Many young adults who leave the faith do so because they feel it’s merely about assertion or about emotional appeals. But Christianity is based on truth, whether historical or rational. Jesus rose from the dead, and Christianity makes sense.
Catechizing can help our children understand that the Faith makes “sense.” Only God saves. But we can remove impediments to faith.
Martin Luther never got over the basics. He regularly repeated the Ten Commandments to himself. These are not a beginner’s guide to the faith which we forget. It’s something we need daily.
Catechisms are short summaries of the Bible, put into an easily memorable question and answer format.
For example, the New City Catechism (free online or in book form) asks: “What is our only hope in life and death?” The answer is: “That we are not our own but belong, body and soul, both in life and death, to God and to our Savior Jesus Christ.”
Then the catechism provides a Bible verse to go along with the answer: “For none of us lives to himself, and none of us dies to himself. For if we live, we live to the Lord, and if we die, we die to the Lord. So then, whether we live or whether we die, we are the Lord’s” (Rom 14:7–8).
That is basically it: question, answer, and Bible. If you use the app for New City Catechism—just search for it on your phone—then you can also listen to songs that helped cement the teaching for kids.
Here is how I use it. At dinner time, I review previous questions at a rapid pace with my family. Then I read the newest question(s) to my family and answer it. It’s just that easy. We make it a fun thing. And I act like a maniac when it comes to encouraging my kids. So they enjoy it. My five-year-old plays along; my two-year-old imitates me.
My five-year-old saps it up. So do I (just not as fast!).

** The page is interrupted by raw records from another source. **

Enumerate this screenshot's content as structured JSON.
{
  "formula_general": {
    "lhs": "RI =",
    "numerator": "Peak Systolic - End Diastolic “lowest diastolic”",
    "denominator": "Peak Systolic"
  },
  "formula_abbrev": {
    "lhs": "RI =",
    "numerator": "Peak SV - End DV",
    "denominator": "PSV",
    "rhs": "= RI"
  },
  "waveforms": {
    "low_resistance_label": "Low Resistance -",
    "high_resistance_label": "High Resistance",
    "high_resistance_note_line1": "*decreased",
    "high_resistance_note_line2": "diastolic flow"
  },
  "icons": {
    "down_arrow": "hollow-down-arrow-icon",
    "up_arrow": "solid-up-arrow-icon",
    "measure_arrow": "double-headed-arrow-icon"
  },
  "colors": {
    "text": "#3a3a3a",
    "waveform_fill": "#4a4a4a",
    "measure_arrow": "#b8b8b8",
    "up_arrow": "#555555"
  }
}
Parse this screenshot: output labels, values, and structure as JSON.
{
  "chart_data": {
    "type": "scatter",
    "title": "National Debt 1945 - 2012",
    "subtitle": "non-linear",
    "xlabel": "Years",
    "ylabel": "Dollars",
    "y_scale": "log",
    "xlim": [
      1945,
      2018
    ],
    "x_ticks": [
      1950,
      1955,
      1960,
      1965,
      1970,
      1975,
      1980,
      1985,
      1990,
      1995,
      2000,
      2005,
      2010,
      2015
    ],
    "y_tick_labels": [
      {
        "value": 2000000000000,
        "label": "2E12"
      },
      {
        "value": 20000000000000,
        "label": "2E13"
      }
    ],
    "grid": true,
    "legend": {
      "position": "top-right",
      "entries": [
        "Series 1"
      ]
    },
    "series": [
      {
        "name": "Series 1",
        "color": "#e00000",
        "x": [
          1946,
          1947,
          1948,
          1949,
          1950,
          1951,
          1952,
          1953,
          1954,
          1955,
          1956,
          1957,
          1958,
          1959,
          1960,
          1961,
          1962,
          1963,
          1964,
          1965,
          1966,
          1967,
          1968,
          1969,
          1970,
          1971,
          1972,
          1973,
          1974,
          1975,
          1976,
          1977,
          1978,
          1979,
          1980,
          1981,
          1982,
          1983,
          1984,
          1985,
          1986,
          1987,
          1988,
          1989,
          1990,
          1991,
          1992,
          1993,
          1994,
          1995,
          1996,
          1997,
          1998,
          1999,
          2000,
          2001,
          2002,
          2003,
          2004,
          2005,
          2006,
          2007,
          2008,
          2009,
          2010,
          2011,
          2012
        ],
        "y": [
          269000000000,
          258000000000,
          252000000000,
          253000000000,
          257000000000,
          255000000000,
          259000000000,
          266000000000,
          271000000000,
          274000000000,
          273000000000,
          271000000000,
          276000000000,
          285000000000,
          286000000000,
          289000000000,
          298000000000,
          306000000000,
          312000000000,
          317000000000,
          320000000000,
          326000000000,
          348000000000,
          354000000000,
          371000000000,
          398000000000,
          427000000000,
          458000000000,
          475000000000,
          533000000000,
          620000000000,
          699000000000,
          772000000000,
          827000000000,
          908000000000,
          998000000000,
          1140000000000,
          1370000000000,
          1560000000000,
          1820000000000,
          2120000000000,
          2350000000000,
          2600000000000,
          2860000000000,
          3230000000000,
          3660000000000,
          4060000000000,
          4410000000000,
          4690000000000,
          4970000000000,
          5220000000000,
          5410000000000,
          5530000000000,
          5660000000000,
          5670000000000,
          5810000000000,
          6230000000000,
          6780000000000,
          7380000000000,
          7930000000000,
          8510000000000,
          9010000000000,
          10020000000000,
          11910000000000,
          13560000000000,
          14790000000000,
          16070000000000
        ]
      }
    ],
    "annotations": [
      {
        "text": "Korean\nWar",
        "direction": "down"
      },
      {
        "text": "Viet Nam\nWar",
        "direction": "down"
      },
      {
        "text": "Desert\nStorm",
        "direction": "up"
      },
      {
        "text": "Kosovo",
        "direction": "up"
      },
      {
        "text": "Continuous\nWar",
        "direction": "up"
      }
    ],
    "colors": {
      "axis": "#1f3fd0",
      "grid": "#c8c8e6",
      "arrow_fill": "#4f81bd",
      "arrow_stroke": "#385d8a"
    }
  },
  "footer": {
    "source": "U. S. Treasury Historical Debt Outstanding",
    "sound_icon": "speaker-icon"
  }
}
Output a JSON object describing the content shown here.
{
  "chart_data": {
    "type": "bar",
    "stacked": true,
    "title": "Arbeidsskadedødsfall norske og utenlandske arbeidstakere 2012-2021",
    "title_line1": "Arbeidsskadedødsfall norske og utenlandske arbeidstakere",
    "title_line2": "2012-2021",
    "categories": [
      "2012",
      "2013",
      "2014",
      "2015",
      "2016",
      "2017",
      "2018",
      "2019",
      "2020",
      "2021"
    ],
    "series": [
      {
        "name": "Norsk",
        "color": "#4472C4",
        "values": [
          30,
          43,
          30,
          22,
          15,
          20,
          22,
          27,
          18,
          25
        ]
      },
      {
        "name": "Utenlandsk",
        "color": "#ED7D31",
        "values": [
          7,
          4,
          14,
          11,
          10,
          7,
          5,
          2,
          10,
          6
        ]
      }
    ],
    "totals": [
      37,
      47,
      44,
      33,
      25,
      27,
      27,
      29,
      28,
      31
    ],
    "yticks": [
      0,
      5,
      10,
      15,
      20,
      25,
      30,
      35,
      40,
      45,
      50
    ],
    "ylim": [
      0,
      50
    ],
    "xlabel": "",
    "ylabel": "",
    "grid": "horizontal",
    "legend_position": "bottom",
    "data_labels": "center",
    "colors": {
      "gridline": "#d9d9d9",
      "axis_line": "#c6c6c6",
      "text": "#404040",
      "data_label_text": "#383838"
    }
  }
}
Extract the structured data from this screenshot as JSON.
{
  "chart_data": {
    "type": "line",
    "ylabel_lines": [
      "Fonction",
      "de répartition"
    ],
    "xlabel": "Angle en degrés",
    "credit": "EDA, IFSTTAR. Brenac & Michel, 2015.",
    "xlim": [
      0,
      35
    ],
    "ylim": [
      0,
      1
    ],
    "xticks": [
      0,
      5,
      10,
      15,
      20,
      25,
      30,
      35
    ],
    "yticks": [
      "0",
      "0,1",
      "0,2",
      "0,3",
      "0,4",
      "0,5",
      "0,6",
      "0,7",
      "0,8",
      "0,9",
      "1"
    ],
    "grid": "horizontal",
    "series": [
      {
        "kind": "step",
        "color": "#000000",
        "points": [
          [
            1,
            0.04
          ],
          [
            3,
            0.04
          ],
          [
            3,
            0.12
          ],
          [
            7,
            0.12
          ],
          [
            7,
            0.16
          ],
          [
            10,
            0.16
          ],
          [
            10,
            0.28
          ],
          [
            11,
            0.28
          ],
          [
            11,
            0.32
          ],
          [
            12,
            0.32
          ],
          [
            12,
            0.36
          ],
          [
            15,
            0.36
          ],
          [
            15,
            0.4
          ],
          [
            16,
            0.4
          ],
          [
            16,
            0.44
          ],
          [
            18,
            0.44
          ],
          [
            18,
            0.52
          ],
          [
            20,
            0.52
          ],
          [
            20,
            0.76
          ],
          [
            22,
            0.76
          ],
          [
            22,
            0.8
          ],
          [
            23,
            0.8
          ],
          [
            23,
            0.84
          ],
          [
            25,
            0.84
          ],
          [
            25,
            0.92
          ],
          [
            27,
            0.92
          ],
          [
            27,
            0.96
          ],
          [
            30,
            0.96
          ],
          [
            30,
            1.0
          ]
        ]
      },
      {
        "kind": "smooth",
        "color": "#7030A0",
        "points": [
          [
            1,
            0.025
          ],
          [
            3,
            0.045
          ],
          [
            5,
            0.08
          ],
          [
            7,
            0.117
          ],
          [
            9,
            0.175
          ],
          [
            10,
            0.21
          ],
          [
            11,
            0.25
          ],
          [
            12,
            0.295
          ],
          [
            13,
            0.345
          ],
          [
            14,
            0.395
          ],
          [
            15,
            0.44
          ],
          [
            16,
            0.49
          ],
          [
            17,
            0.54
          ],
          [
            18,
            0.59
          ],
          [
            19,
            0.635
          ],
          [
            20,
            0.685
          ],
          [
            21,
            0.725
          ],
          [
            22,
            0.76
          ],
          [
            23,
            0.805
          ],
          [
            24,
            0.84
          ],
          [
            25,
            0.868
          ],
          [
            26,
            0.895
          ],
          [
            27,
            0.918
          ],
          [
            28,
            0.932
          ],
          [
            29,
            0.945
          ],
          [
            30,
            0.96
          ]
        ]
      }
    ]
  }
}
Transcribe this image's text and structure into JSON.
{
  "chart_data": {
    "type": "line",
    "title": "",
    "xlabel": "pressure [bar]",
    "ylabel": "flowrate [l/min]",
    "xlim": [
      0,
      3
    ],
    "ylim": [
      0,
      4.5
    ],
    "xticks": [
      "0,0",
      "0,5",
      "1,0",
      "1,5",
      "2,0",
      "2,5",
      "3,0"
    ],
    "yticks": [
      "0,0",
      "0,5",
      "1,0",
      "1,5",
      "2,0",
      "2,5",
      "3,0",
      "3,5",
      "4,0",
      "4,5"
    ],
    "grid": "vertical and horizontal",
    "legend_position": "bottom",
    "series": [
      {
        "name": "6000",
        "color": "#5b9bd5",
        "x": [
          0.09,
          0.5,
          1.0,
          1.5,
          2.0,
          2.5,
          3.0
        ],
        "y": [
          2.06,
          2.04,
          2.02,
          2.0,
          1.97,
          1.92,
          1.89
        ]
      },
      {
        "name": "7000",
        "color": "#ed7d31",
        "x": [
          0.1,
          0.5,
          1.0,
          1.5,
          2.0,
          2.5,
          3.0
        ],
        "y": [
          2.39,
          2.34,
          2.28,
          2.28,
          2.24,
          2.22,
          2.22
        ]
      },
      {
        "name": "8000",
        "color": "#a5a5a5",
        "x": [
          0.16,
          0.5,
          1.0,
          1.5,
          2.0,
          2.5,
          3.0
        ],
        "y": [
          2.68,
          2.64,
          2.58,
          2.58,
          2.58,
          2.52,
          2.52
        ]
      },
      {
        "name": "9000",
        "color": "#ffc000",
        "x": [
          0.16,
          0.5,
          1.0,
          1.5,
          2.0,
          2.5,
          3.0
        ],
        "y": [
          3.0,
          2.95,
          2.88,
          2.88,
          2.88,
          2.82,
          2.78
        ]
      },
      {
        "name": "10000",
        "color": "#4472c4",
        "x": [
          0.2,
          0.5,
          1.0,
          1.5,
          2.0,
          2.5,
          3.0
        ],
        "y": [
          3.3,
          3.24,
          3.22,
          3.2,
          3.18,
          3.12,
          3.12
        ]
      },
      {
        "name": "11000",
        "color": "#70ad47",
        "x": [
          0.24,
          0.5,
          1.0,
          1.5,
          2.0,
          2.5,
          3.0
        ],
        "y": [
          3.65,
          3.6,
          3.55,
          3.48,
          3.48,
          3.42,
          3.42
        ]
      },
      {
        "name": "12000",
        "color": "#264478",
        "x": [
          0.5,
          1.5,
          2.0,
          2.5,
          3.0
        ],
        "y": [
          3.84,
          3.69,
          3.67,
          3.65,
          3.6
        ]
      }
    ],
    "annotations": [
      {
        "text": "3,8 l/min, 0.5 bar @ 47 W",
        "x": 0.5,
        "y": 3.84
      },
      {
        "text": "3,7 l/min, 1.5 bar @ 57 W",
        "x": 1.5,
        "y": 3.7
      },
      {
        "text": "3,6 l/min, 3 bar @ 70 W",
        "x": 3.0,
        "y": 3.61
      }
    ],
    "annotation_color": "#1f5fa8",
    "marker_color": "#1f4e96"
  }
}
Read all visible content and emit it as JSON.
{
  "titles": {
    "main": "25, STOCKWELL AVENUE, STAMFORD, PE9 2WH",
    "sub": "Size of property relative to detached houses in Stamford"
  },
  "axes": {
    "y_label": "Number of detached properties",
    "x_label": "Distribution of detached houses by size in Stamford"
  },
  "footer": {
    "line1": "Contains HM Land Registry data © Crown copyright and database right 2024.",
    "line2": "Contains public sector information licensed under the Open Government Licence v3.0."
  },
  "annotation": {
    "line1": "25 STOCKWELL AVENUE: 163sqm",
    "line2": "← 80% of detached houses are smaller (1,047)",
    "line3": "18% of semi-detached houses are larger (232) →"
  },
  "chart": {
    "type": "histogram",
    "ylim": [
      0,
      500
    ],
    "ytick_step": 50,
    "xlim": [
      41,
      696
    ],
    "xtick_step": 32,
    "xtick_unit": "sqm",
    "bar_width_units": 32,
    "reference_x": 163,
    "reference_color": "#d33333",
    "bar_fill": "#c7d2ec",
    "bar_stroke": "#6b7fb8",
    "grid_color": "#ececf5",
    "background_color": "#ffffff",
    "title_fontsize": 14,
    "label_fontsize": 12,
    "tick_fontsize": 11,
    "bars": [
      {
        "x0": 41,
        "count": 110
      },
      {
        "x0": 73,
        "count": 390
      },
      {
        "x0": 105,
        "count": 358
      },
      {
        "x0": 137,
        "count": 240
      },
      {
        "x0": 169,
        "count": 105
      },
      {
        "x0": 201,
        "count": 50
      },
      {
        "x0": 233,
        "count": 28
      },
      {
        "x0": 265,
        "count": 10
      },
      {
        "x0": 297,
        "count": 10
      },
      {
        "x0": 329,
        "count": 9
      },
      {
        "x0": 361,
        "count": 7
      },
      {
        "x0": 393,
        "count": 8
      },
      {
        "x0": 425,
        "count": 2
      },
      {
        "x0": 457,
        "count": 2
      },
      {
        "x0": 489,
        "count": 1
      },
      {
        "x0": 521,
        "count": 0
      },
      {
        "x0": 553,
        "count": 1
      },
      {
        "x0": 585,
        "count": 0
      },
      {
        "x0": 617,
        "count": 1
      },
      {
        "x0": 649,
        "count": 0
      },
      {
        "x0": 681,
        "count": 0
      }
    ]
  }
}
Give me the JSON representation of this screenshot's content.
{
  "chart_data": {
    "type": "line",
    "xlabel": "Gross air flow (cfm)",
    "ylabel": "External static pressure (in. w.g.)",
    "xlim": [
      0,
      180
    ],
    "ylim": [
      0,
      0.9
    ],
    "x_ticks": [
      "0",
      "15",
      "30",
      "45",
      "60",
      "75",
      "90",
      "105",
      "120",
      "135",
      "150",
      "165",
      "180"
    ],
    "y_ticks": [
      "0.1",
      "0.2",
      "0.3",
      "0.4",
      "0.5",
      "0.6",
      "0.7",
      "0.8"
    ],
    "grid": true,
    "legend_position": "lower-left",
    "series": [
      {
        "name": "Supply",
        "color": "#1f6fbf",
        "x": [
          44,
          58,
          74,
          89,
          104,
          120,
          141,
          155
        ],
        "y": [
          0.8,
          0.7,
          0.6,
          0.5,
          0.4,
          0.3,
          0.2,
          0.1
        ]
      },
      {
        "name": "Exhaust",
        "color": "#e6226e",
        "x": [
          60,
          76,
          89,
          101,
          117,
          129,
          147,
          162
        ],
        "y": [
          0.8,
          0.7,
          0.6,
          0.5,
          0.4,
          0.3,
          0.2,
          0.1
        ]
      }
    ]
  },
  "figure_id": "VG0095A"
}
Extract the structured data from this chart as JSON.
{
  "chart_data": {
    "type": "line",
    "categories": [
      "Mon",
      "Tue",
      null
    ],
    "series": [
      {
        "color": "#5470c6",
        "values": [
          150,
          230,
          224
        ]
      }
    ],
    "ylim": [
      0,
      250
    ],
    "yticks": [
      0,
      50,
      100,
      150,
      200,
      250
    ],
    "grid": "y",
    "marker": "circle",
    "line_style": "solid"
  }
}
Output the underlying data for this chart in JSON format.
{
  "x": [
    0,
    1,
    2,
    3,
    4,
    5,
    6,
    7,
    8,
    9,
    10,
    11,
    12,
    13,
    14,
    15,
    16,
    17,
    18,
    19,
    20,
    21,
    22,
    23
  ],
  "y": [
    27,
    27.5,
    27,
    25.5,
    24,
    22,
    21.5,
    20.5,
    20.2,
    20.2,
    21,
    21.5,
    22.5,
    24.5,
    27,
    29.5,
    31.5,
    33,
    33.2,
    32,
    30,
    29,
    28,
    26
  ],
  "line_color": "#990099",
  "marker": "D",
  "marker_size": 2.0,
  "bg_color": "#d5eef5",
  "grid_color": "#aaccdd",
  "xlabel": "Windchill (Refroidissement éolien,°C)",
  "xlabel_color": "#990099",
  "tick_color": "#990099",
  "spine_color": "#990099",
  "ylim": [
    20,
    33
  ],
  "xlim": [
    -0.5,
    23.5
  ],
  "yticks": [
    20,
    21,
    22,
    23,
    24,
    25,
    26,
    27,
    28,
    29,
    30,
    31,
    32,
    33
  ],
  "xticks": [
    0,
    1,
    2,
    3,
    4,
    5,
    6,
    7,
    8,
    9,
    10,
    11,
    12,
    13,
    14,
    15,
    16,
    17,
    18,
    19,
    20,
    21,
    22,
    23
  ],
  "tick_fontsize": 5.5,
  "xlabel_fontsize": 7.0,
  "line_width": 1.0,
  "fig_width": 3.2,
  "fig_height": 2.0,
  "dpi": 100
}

I hope that I can remove any obstacles in her way as she believes in the Lord Jesus Christ. When a child grows up in the church, but cannot articulate how Christianity makes “sense,” then we’ve collectively missed a great opportunity to help that child.
Catechisms do one thing, not everything. They contribute to family worship and helping Christianity make sense by understanding how to answer the major questions of life and of Scripture.
So I return to my suggestion. If you don’t catechize your children, may I suggest that you start?